Weird punishment. I wonder if politicians and judges hold themselves to such high standards?
They probably receive gifts worth hundreds of thousands depending on cases, which are bribes.
ADK99
12 million seems harsh, but worth mentioning that there is no way he only stole 1,000.
If this was genuinely a random dashcam spot check then the chances of a one-time offender being caught are astronomical. A repeat offender, on the other hand, is far more likely to be caught (and indeed that is the purpose of doing spot checks).
Far, far more likely that he was a repeat offender and/or there was a tip off.
HopeSpringsEternal
In other words, Japan's authorities need to audit this guy and follow the money. But given all this cash, such an audit will be a little trickier, but Kyoto's a small place, people will talk, the truth will come out etc.
Nobody likes a thief after all, especially in Japan!
Wasabi
In Japan the line is clear but in the USA the fellow run the country to the ground and maga still defend him.

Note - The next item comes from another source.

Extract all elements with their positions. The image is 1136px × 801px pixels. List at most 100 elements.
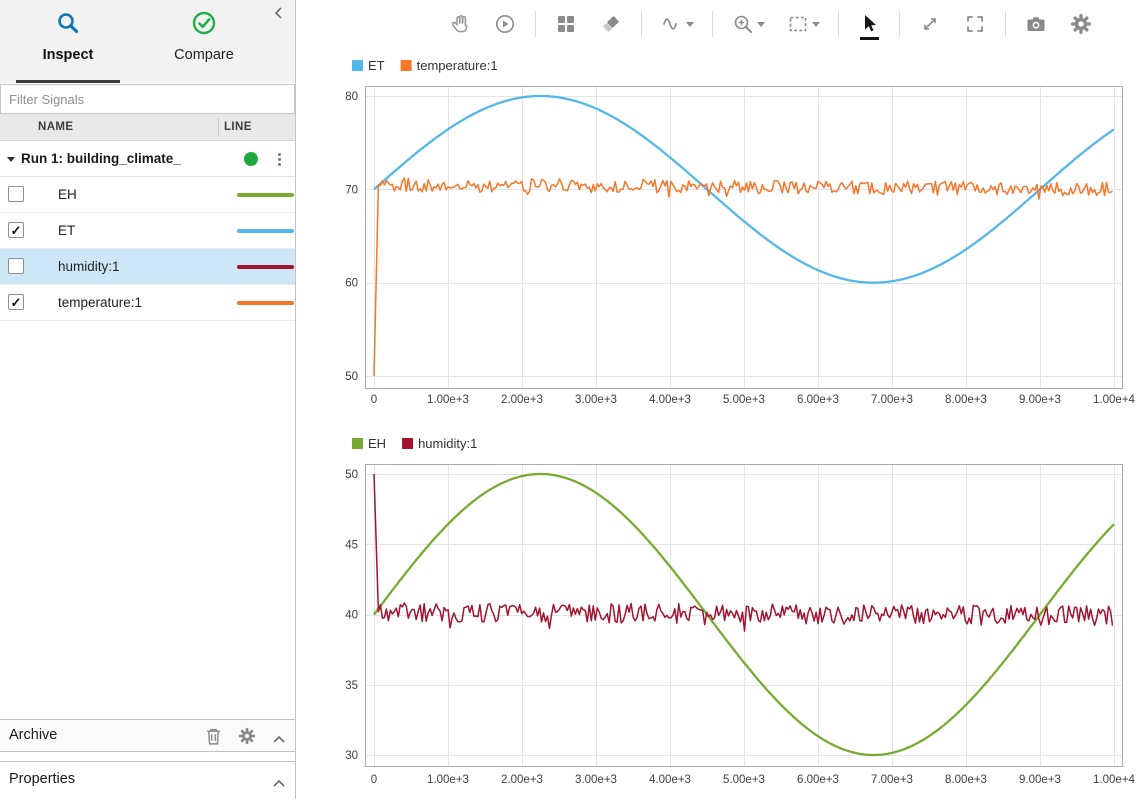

Different country different rules, I guess.
HopeSpringsEternal
It's a real stretch to 'conflate' political legal attacks and weaponization of Govt to do so, destroying Democracy itself with standard petty criminal matters like this Bus Driver in Kyoto.

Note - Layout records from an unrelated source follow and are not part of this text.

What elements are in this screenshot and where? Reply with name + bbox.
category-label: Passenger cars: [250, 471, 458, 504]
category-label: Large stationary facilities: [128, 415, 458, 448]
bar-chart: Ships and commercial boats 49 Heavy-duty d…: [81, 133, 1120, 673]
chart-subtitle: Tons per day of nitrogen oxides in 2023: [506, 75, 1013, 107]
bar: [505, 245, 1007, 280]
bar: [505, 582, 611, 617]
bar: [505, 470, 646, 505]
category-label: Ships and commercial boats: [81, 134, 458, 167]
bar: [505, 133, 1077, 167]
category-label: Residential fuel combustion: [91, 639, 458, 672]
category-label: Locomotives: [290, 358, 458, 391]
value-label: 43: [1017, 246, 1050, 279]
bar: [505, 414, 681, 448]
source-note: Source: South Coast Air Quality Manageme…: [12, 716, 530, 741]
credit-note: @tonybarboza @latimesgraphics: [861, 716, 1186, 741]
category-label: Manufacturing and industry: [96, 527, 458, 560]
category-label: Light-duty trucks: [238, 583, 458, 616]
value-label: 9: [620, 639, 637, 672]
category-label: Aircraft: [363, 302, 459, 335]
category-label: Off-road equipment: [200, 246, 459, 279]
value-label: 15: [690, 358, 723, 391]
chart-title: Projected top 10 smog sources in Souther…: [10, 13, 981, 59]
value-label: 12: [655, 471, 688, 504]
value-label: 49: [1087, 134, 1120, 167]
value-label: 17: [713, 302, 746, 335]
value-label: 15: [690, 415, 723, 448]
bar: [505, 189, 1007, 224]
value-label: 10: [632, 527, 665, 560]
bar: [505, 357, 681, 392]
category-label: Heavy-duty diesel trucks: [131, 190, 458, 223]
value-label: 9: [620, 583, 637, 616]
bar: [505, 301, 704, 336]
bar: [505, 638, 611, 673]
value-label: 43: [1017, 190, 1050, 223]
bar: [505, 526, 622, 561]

It's ok to hate DJT, but it's not relevant here. Politics is a whole different world than 'regular life' like this article.
grc
Wow, a bus slush fund scandal.
Abe234
I think this is really disproportionate.
it kind verges on the bus company company stealing his money albeit “legally”. I could work with 100,000 thousand. Maybe 500,000 thousand, maybe even a million. But 12 million yen. If this was a “legal fine” I would hate to make a mistake. It does rather sound like a shake down by some bureaucrat. But wow! Losing your pension and then getting done for the legal fees.its enough to make someone top themselves.
HopeSpringsEternal
Predict this story has 'legs' and we'll be finding out a LOT more about this bus driver's lifestyle over these many years that he's been a public employee. We'll soon know how much of a '$mistake' really took place...
Wouldn't bet on this individual being on the 'Up and Up'!
Sven Asai
I think it has to be handled strictly but separately, the bonus paid for years of workload and a big penalty for stealing the money. If this case is now a template and all different issues are mixed and treated as a package, we can expect severe problems in society, especially when facing less pensions in an aging society. Hasn't just almost anyone taken one or another thing for free that usually had to be paid for, during all lifetime, for example office material from workplace like a pen or such? Really nothing, 100% honest and not the smallest thing or amount in decades? Now, honestly answered to oneself, if nearly everyone facing all the bonuses and pensions denied, what would that lead into?
oyatoi
He should’ve told them that he believed the bill was fake and that he needed to test that, a la Michael Douglas in Black Rain.
BarfoCrapa
Sure. But this is all we have to go on. Perhaps a 5-year inquiry/investigation could find more. Have they checked his overseas accounts, for example? Needs to be looked into.
Give it a rest. The driver was denied a pension. Let it go.
Nihon Tora
As is usually the case, the Japanese justice system sides with the big guy.
The driver should be punished for stealing the money, and I'm pretty sure that for stealing 1000 yen, it's going to be a small fine. The company is also entitled to take disciplinary action, but taking away his entire 12 million yen pension allowance is completely ridiculous and vastly disproportionate to the crime. It's also a huge stretch to say that a bus driver stealing 1000 yen is going to significantly damage the public's trust in the bus business.